Feature

Norwegian Cinema: Louder Than Bombs

at Cinemas across UK

It’s not often Norwegian films are nominated for the Golden Palm (Palme d’Or) in Cannes, but then again, Joachim Trier’s drama Louder Than Bombs isn’t just any other film. The film is set for general release in the UK 22 April.

 

The story in Louder Than Bombs takes place before an upcoming exhibition celebrating war photographer Isabelle Reed (Isabelle Huppert) three years after her untimely death. The exhibition has ripple effects into the lives of the family Reed left behind, and brings her eldest son Jonah (Jesse Eisenberg) back to the family house ­– forcing him to spend more time with his father Gene (Gabriel Byrne) and withdrawn younger brother Conrad (Devin Druid) than he has in years. With the three of them gathered under the same roof, Gene tries desperately to connect with his two sons, but they struggle to reconcile their feelings about the woman they remember so differently.

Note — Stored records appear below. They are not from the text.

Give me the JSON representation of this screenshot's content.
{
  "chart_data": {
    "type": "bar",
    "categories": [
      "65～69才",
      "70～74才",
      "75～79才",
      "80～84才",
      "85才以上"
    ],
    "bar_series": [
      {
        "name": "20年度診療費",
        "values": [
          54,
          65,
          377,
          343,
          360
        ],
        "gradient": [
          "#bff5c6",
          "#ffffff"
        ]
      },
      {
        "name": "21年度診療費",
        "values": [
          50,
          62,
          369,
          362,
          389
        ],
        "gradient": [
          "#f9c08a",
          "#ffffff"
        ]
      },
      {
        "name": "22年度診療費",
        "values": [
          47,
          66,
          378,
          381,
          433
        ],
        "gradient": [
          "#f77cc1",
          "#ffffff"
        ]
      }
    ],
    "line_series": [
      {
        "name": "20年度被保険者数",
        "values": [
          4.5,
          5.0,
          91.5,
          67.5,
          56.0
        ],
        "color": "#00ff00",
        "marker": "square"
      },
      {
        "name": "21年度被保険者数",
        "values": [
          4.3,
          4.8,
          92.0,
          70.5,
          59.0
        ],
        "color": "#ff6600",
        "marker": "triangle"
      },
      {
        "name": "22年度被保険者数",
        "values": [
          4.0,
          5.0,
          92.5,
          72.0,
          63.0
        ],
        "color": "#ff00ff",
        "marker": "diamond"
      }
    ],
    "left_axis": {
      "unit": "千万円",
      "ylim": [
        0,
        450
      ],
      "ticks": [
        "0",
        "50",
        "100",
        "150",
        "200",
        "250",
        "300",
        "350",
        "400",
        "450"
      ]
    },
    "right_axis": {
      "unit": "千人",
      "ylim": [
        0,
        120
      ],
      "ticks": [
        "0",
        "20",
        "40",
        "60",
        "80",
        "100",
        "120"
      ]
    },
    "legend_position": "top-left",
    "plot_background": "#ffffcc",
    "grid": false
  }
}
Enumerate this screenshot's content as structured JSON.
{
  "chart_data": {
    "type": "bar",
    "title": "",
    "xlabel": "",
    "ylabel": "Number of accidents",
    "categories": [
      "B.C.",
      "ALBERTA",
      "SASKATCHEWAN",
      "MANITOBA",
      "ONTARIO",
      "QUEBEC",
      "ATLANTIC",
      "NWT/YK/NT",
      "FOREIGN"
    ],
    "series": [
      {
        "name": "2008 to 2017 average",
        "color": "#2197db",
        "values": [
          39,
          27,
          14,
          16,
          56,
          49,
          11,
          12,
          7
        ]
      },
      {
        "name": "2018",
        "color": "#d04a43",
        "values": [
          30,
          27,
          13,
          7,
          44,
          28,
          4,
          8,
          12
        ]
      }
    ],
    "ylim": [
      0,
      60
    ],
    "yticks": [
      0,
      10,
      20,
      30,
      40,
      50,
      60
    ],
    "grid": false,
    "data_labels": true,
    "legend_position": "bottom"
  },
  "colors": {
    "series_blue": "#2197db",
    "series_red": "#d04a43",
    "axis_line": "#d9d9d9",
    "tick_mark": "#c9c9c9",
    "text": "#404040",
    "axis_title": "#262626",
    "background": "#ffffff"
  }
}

When asked in an interview to tell the story behind the title, director Joachim Trier explained that he was looking for a title that mirrored the balance between the small and tender pains of a family life set up against the great ambitions and experiences of a mother who’s working abroad as a war photographer. “The incomparability of pain is something I find intriguing. Of course, Louder Than Bombs is the title of the band The Smiths’ first American album, a compilation of their songs as they were approaching America for the first time. But the film is about neither war or The Smiths. I also discovered that The Smiths borrows the title from the American poet Elizabeth Smart, and her book By Grand Central Station I Sat Down and Wept. And I love that those words had a specifically American provenance as I worked on this film set in the U.S.” Trier said.

In their Cannes review of the film, The Hollywood Reporter wrote that “Trier has meaningful things to say about the ways in which tragic, incomprehensible loss can make us hyper-protective, jealous, even dishonest with our private memories and with the picture we present of the loved one who’s gone.”

Even though Louder Than Bombs was nominated for the Golden Palm at the Cannes Film Festival, Trier had to return home without an award. However, Joachim Trier is a name to know in the world of Norwegian film. Trier is that rarest of film-makers — a sublimely natural talent, though nurture doubtless played a role. His grandfather Erik Lochen, was a ground-breaking Norwegian director, and both of Mr. Trier’s parents and his brother have worked with movies. In 2013, Trier was named one of 20 Directors to Watch by the New York Times. As an internationally acclaimed and celebrated director and screenwriter, Trier is behind films as Reprise, which won the Amanda Award (Norway’s top film award) and Oslo, August 31st, which was selected for Un Certain Regard at the Cannes Film Festival in 2011 and nominated for the César award for Best Foreign Film 2013 after reaching over 180 000 admissions at theatres in France.